We initiated the project believing that the VideoCafé would promote informal personal contacts between people at both the labs and in time could foster a community of interest. After the study, we can see that there have been a lot of new contacts on a personal as well as on a more superficial level. However, these contacts have developed through a need for such contacts and by personal links. The VideoCafé has been used as a tool for some of these new contacts but it is still unclear how many would have occurred even without the VideoCafé. What is unquestionable is that almost everyone liked the VideoCafé setting, in the sense that it was a highly appreciated component of the social, as well as the communicational, environment.

REFERENCES

  1. Bly S., Harrison S. and Irwin S., "Media Spaces: Bringing People Together in a Video, Audio and Computing Environment", Communications of the ACM, 36(1), January 1993.

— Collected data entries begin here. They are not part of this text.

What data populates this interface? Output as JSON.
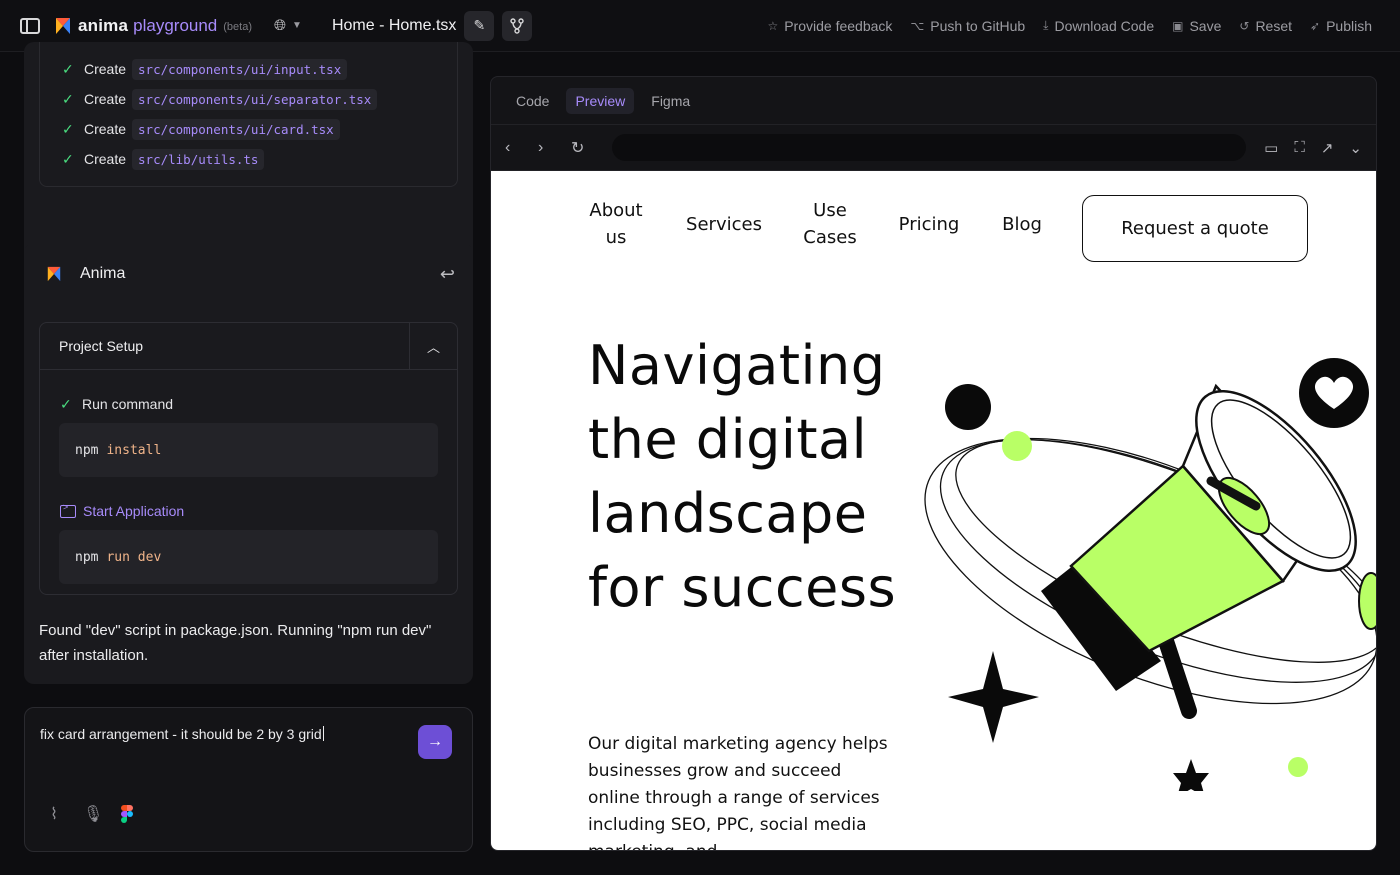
{
  "topbar": {
    "brand": "anima",
    "brand_sub": "playground",
    "beta": "(beta)",
    "file_title": "Home - Home.tsx",
    "actions": [
      {
        "icon": "star-icon",
        "label": "Provide feedback"
      },
      {
        "icon": "github-icon",
        "label": "Push to GitHub"
      },
      {
        "icon": "download-icon",
        "label": "Download Code"
      },
      {
        "icon": "save-icon",
        "label": "Save"
      },
      {
        "icon": "reset-icon",
        "label": "Reset"
      },
      {
        "icon": "rocket-icon",
        "label": "Publish"
      }
    ]
  },
  "files": {
    "items": [
      {
        "action": "Create",
        "path": "src/components/ui/input.tsx"
      },
      {
        "action": "Create",
        "path": "src/components/ui/separator.tsx"
      },
      {
        "action": "Create",
        "path": "src/components/ui/card.tsx"
      },
      {
        "action": "Create",
        "path": "src/lib/utils.ts"
      }
    ]
  },
  "anima": {
    "name": "Anima",
    "setup_title": "Project Setup",
    "step1_label": "Run command",
    "step1_cmd_a": "npm",
    "step1_cmd_b": "install",
    "step2_label": "Start Application",
    "step2_cmd_a": "npm",
    "step2_cmd_b": "run dev",
    "found_text": "Found \"dev\" script in package.json. Running \"npm run dev\" after installation."
  },
  "prompt": {
    "text": "fix card arrangement - it should be 2 by 3 grid"
  },
  "preview_tabs": [
    "Code",
    "Preview",
    "Figma"
  ],
  "active_tab": "Preview",
  "site": {
    "nav": [
      "About us",
      "Services",
      "Use Cases",
      "Pricing",
      "Blog"
    ],
    "cta": "Request a quote",
    "hero_title": "Navigating the digital landscape for success",
    "hero_desc": "Our digital marketing agency helps businesses grow and succeed online through a range of services including SEO, PPC, social media marketing, and"
  },
  "colors": {
    "accent": "#a78bfa",
    "send": "#6d4fd6",
    "lime": "#b9ff66",
    "check": "#4ade80"
  }
}
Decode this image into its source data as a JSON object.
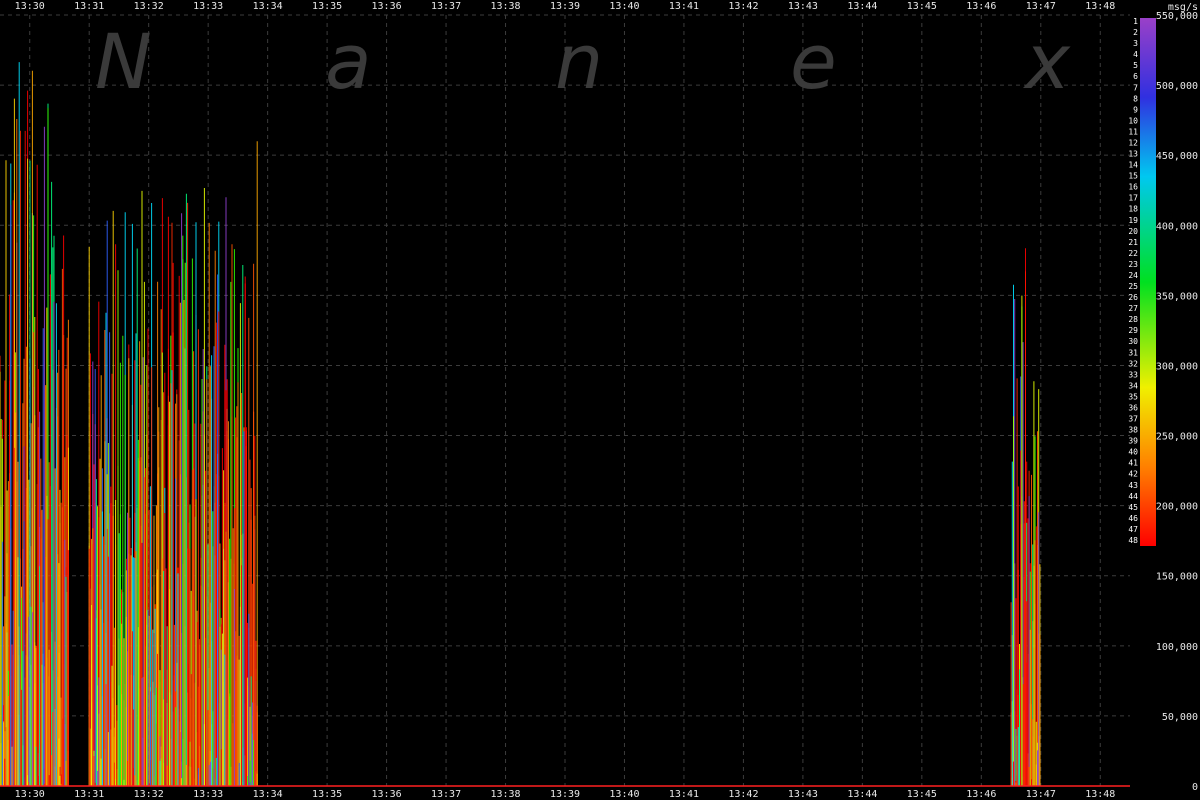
{
  "watermark": [
    "N",
    "a",
    "n",
    "e",
    "x"
  ],
  "chart_data": {
    "type": "bar",
    "ylabel": "msg/s",
    "y_ticks": [
      "0",
      "50,000",
      "100,000",
      "150,000",
      "200,000",
      "250,000",
      "300,000",
      "350,000",
      "400,000",
      "450,000",
      "500,000",
      "550,000"
    ],
    "ylim": [
      0,
      550000
    ],
    "x_ticks": [
      "13:30",
      "13:31",
      "13:32",
      "13:33",
      "13:34",
      "13:35",
      "13:36",
      "13:37",
      "13:38",
      "13:39",
      "13:40",
      "13:41",
      "13:42",
      "13:43",
      "13:44",
      "13:45",
      "13:46",
      "13:47",
      "13:48"
    ],
    "x_start": "13:29:30",
    "x_end": "13:48:30",
    "grid": true,
    "legend_labels": [
      "1",
      "2",
      "3",
      "4",
      "5",
      "6",
      "7",
      "8",
      "9",
      "10",
      "11",
      "12",
      "13",
      "14",
      "15",
      "16",
      "17",
      "18",
      "19",
      "20",
      "21",
      "22",
      "23",
      "24",
      "25",
      "26",
      "27",
      "28",
      "29",
      "30",
      "31",
      "32",
      "33",
      "34",
      "35",
      "36",
      "37",
      "38",
      "39",
      "40",
      "41",
      "42",
      "43",
      "44",
      "45",
      "46",
      "47",
      "48"
    ],
    "legend_placement": "right",
    "colors": {
      "background": "#000000",
      "grid": "#3c3c3c",
      "baseline": "#ff2020",
      "axis_text": "#e8e8e8"
    },
    "bursts": [
      {
        "start": "13:29:30",
        "end": "13:30:40",
        "peak_msg_s": 550000
      },
      {
        "start": "13:31:00",
        "end": "13:33:50",
        "peak_msg_s": 460000
      },
      {
        "start": "13:46:30",
        "end": "13:47:00",
        "peak_msg_s": 410000
      }
    ]
  }
}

  2. Fish R., Kraut R. and Chalfonte B., "The VideoWindow System in Informal Communication", in Proceedings. ACM Conference on Computer-Supported Cooperative Work CSCW'90, Los Angeles, Ca., October 1990.
  3. Katz, D., Kahn, R. L., "The Social Psychology of Organizations". New York: By John Wiley & Sons, Inc., 1978.
  4. Kraut, R. E., Egido, C. and Galegher J. Patterns of Contact and Communication in Scientific Research Collaborations. In Intellectual Teamwork, Galegher, J. and Kraut, R. E. (Eds.), Lawrence Erlbaum Ass., 1990.